Os líderes religiosos, tal como os videntes, chamemos-lhes assim, são
igualmente humanos, igualmente
sofredores e, como tal, sujeitos às mesmas regras. Um indivíduo pode ser um
grande medium curador, simultaneamente um crápula que isso não impede ninguém
de solicitar os seus serviços curadores porque ele pode ser bom naquilo que faz.
Por
outro lado, o sofrimento fragiliza, torna a pessoa vulnerável, exposta e
frágil. No auge do sofrimento aceita o inaceitável, adere ao irracional,
torna-se estranha perante si mesma. O sofrimento cria fantasmas levando, não
raro ao homicídio/suicídio na perspectiva de anular definitivamente o mal. No
auge do sofrimento são tomadas as piores decisões, cometidos erros
irreversíveis, são feitos pactos com o ilícito se preciso for. Por um filho
doente um pai ou uma mãe fazem tudo; na expecativa de curar um cancro é
percorrido o mundo inteiro; na esperança de uma palavra poderosa que chegue ao
céu e traga o tão desejado emprego é dado tudo o que for pedido. Neste ponto,
quem será que tem autoridade para dizer”Eu
jamais faria tal coisa!” Se cada pessoa puser a mão na consciência verifica que não precisa de grandes
reflexões para compreender que em situação de grande sofrimento vai até ao fim
do mundo.
Mais.
Sem o sofrimento o que seria dos videntes e das religiões? Será possível
dissociar a problemática da fé, da crença, da religião da do sofrimento? Em última
análise, para que serve a religião, ou para que serve o vidente? Todas as
sociedades têm os seus videntes como têm as suas religiões.
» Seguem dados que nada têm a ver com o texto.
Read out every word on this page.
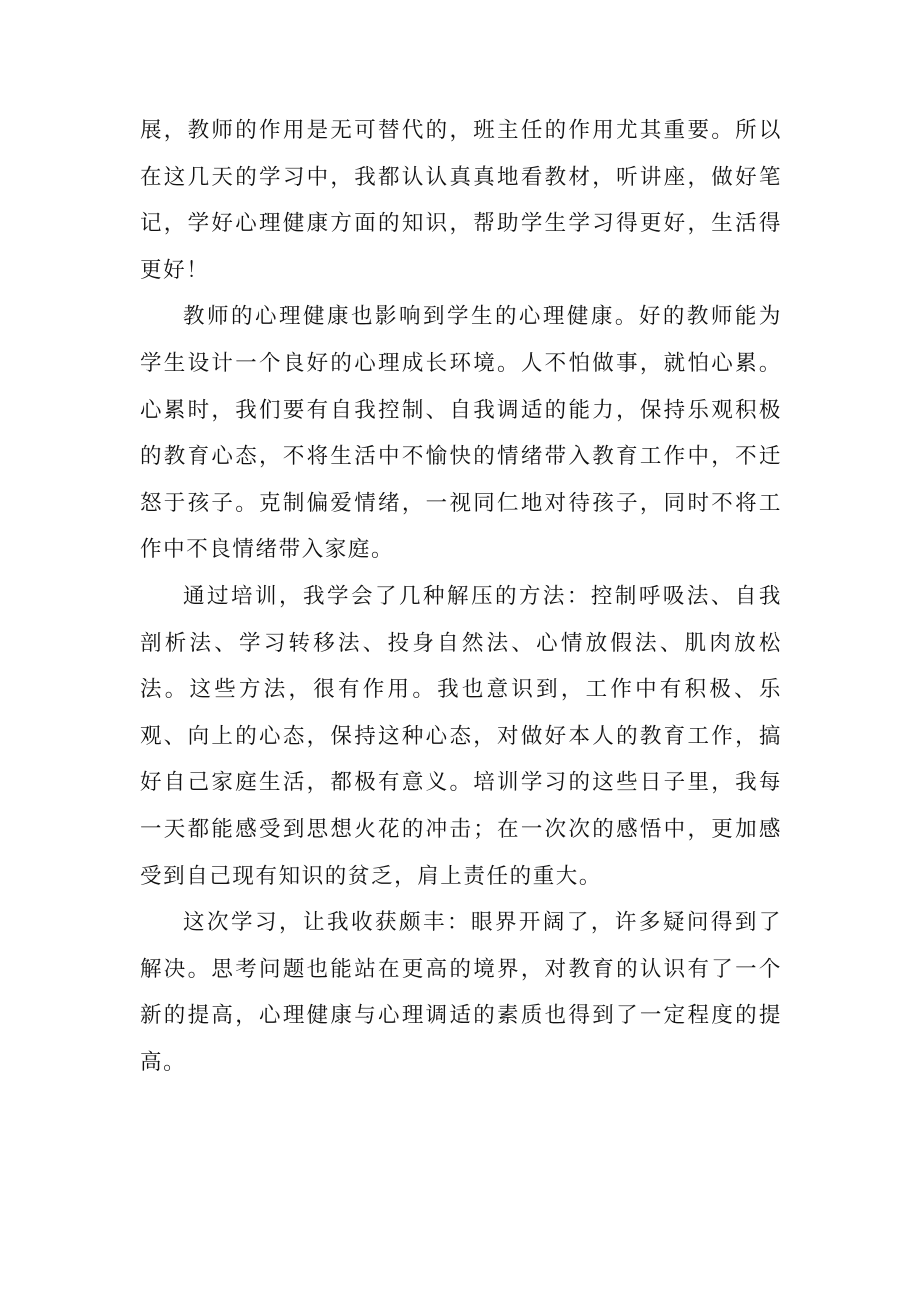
展，教师的作用是无可替代的，班主任的作用尤其重要。所以在这几天的学习中，我都认认真真地看教材，听讲座，做好笔记，学好心理健康方面的知识，帮助学生学习得更好，生活得更好！

教师的心理健康也影响到学生的心理健康。好的教师能为学生设计一个良好的心理成长环境。人不怕做事，就怕心累。心累时，我们要有自我控制、自我调适的能力，保持乐观积极的教育心态，不将生活中不愉快的情绪带入教育工作中，不迁怒于孩子。克制偏爱情绪，一视同仁地对待孩子，同时不将工作中不良情绪带入家庭。

通过培训，我学会了几种解压的方法：控制呼吸法、自我剖析法、学习转移法、投身自然法、心情放假法、肌肉放松法。这些方法，很有作用。我也意识到，工作中有积极、乐观、向上的心态，保持这种心态，对做好本人的教育工作，搞好自己家庭生活，都极有意义。培训学习的这些日子里，我每一天都能感受到思想火花的冲击；在一次次的感悟中，更加感受到自己现有知识的贫乏，肩上责任的重大。

这次学习，让我收获颇丰：眼界开阔了，许多疑问得到了解决。思考问题也能站在更高的境界，对教育的认识有了一个新的提高，心理健康与心理调适的素质也得到了一定程度的提高。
Todas possuem
aquelas pessoas muito especiais que recebem fórmulas mágicas de como manipular os
materiais da Natureza, fazer mézinhas, intervenções “cirúrgicas”, curar
enfermidades muito complexas e estranhas.
A
relação sexual não escapa a esta vivência. Não porque o crente se queixe de
perturbações do foro sexual, pode tê-las ou não, mas porque a sexualidade
também tem sido encarada como um elemento de referência das curas e das
religiões. Não é raro um vidente dizer a uma mulher que a cura só será
definitivamente concretizada quando esta tiver relações sexuais com ele a fim
de receber a sua energia curadora. E, geralmente, não é uma só vez. Do ponto de
vista religioso, surgem práticas idênticas. O que era a prostituição dos
templos na Grécia Antiga? Qual o papel das pitonisas, além da prática da
adivinhação, senão o da prática sexual para transmitir forças sobrenaturais?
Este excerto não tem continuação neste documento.